The Commodity Futures Trading Commission cleared the Clinton Group of any mispricing in determining the valuation of its hedge fund portfolios, according to a letter sent to the remaining investors.

"We are very pleased to inform you that at this time the U.S. Commodity Futures Trading Commission has notified us that it has closed its investigation of the Clinton Group without further action," the letter said. "We believe the CFTC's action is consistent with our confidence in the integrity of our valuation practices and methods."

The Clinton Group declined to comment on the letter. The group manages $1.4 billion in five hedge funds, and manages another $4.5 billion in collateralized debt obligation pools.
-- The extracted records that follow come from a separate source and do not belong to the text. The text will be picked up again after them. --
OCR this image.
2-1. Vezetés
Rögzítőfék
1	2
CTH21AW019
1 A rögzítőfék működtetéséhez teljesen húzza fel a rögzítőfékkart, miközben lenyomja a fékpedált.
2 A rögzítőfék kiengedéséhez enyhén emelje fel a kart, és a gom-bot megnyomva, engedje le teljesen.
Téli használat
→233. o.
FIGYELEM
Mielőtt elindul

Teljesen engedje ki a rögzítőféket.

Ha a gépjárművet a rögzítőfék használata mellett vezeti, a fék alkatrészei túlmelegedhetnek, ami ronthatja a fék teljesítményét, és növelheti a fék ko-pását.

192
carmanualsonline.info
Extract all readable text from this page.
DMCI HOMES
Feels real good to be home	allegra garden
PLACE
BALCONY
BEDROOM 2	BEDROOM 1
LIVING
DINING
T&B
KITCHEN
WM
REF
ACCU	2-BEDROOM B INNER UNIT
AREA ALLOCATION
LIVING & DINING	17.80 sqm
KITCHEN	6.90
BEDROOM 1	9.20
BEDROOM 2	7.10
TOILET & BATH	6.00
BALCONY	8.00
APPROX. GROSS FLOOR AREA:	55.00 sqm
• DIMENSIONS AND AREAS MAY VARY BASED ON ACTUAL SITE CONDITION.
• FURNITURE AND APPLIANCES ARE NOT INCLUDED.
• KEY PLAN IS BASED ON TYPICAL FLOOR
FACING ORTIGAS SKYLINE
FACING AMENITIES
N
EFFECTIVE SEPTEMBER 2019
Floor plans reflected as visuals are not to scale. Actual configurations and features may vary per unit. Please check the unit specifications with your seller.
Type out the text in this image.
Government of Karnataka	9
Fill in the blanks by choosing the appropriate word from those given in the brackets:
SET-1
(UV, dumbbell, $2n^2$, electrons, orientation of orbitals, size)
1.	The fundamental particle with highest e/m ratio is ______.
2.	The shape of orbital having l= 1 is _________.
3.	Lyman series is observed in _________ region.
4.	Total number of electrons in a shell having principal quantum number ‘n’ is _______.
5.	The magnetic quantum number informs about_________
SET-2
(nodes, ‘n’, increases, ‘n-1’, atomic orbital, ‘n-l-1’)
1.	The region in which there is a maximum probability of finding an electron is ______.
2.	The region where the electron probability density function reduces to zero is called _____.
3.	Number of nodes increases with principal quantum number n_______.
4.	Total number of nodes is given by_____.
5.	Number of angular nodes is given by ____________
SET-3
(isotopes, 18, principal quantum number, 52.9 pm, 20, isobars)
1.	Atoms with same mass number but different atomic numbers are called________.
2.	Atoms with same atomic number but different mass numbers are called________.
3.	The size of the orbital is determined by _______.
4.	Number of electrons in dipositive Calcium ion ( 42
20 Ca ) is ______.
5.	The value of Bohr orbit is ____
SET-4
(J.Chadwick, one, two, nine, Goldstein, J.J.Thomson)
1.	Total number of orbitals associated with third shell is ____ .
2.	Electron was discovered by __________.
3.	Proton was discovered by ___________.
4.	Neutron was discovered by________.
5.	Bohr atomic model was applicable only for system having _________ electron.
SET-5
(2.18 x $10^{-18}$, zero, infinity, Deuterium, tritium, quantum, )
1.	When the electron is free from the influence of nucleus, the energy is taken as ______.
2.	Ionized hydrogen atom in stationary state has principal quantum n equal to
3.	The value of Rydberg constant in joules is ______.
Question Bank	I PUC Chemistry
Clinton's hedge funds have dwindled by about $4 billion, mostly through investor withdrawals, since last October, when senior trader Anthony Barkan resigned and issued a statement that he was concerned about the pricing of certain bonds in the hedge funds' asset-backed and mortgage-backed securities portfolios.

In November, the CFTC and SEC began investigating the hedge fund unit, which had about $5.5 billion under management last summer. Both agencies Tuesday declined to comment.

Investors received the letter about the CFTC investigation last week. It was preceded the week before by news of a major management shake-up and plans to explore distressed debt and merger arbitrage strategies.